Inna Kaminsky’s Ideals

This article is from the archive of The New York Sun before the launch of its new website in 2022. The Sun has neither altered nor updated such articles but will seek to correct any errors, mis-categorizations or other problems introduced during transfer.

The New York Sun

With all the hand wringing going on in the editorial rooms in New York about the dysfunctional legislature in Albany, it’s just amazing to see the silence over the latest shenanigans of Clarence Norman’s Democratic machine in Brooklyn as it seeks to deny ballot access and a fair election in Brighton Beach. Only our Jack Newfield and Errol Louis of the Daily News have taken up the cause of Inna Kaminsky, the Russian immigrant mother-of-two who is challenging the machine candidate, Adele Cohen, in next week’s Democratic primary.


Mrs. Kaminsky,a 27-year-old novice full of ideals, has managed to survive an attempt by Mrs. Cohen to throw her off the ballot. Now she is running on a shoestring budget of $30,000. After preserving her ballot access by a hair, she now faces more insidious impediments. Polling places with concentrations of Russian voters have been moved by the clubhouse-contaminated Board of Elections. Between 10 and 15 Russian-speaking poll workers have been transferred to another district in Sheepshead Bay.


The names of many Russian voters are “accidentally” misspelled on the voting rolls. There seems to be a pattern of practices to suppress immigrant voting in a district where Mrs. Cohen won re-election in 2001 by fewer than 100 votes. This has led Mrs. Kaminsky’s lawyers to ask the Justice Department for observers to come to Brighton Beach on primary day, but they have not had even the courtesy of a reply. It seems the Russian immigrant community in Brooklyn deserves to be protected under the Voting Rights Act – like blacks, Latinos, and Asians – but it is not covered.


What’s happening now is a rerun of last year’s dirty tricks by the Brooklyn Democrats, when Anatoly Eisenberg was thrown off the ballot at the last minute by a clubhouse judge. Mr. Eisenberg was mounting a serious challenge in a City Council district that has been grotesquely gerrymandered to split up the immigrant vote. So the machine just made his candidacy vanish. In the last three elections in Brighton beach, Russian voters seeking to vote or register were told that they should come back another day, or that their names were not on the voting rolls. Two years ago, four Russian seniors were arrested for giving out palm cards at a polling place.


In a meeting Tuesday with editors of The New York Sun, Mrs. Kaminsky said she was running on better and less overcrowded schools, more after-school programs for teenagers, and the same bilingual help for Russian voters that Chinese, Korean, and Latino immigrants receive. “I will probably lose this year,” Mrs.
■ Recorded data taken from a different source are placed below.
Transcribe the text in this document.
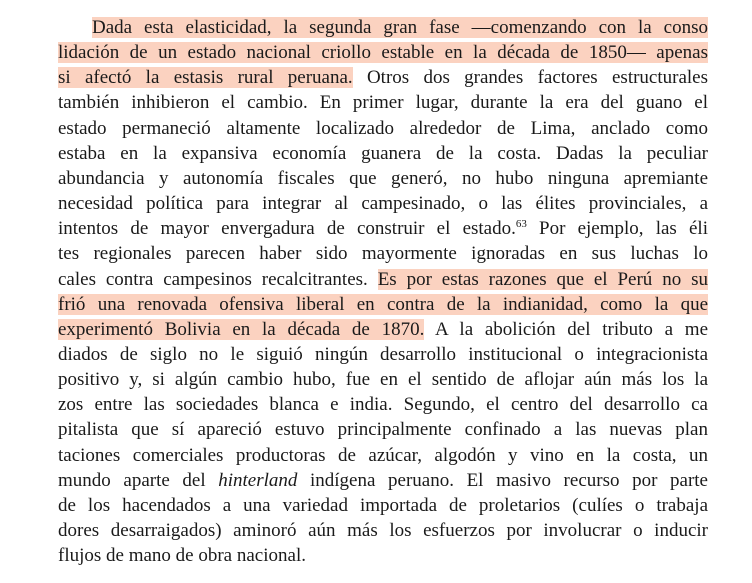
Dada esta elasticidad, la segunda gran fase —comenzando con la conso
lidación de un estado nacional criollo estable en la década de 1850— apenas
si afectó la estasis rural peruana. Otros dos grandes factores estructurales
también inhibieron el cambio. En primer lugar, durante la era del guano el
estado permaneció altamente localizado alrededor de Lima, anclado como
estaba en la expansiva economía guanera de la costa. Dadas la peculiar
abundancia y autonomía fiscales que generó, no hubo ninguna apremiante
necesidad política para integrar al campesinado, o las élites provinciales, a
intentos de mayor envergadura de construir el estado.$^{63}$ Por ejemplo, las éli
tes regionales parecen haber sido mayormente ignoradas en sus luchas lo
cales contra campesinos recalcitrantes. Es por estas razones que el Perú no su
frió una renovada ofensiva liberal en contra de la indianidad, como la que
experimentó Bolivia en la década de 1870. A la abolición del tributo a me
diados de siglo no le siguió ningún desarrollo institucional o integracionista
positivo y, si algún cambio hubo, fue en el sentido de aflojar aún más los la
zos entre las sociedades blanca e india. Segundo, el centro del desarrollo ca
pitalista que sí apareció estuvo principalmente confinado a las nuevas plan
taciones comerciales productoras de azúcar, algodón y vino en la costa, un
mundo aparte del hinterland indígena peruano. El masivo recurso por parte
de los hacendados a una variedad importada de proletarios (culíes o trabaja
dores desarraigados) aminoró aún más los esfuerzos por involucrar o inducir
flujos de mano de obra nacional.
Kaminsky told us, “because of all these dirty tricks to disenfranchise us. But if they steal this election, I will run again in two years. The government has to intervene and give us a fair election.”


The fact is that the Russian immigrant community of Brooklyn has not been given a fair election in four years. The Brooklyn Democratic machine is too embedded in the courts, and in the Board of Elections, to permit a level playing field. An honest election is unlikely to come from a party machine whose two top officials are awaiting trial for coercing and extorting judicial candidates.


The incumbent, Mrs. Cohen, is not only a loyal cog in this local machine, but also in the state legislature, which is in disgrace for its favor-trading, do-nothing paralysis. There are those who argue that Brooklyn’s Russian immigrant community deserves its own representation, just as the city’s Dominican and Asian communities have already elected legislators who understand their particular dreams and needs. This kind of representation is the history of this city’s politics.


By our lights the shrewder approach would be for idealists like Mrs. Kaminsky to spurn the Democrats and their corrupt machine and look to the Republican Party as a cockpit of reform. It’s the tough road but the one that beckons with the potential for real change in the long run.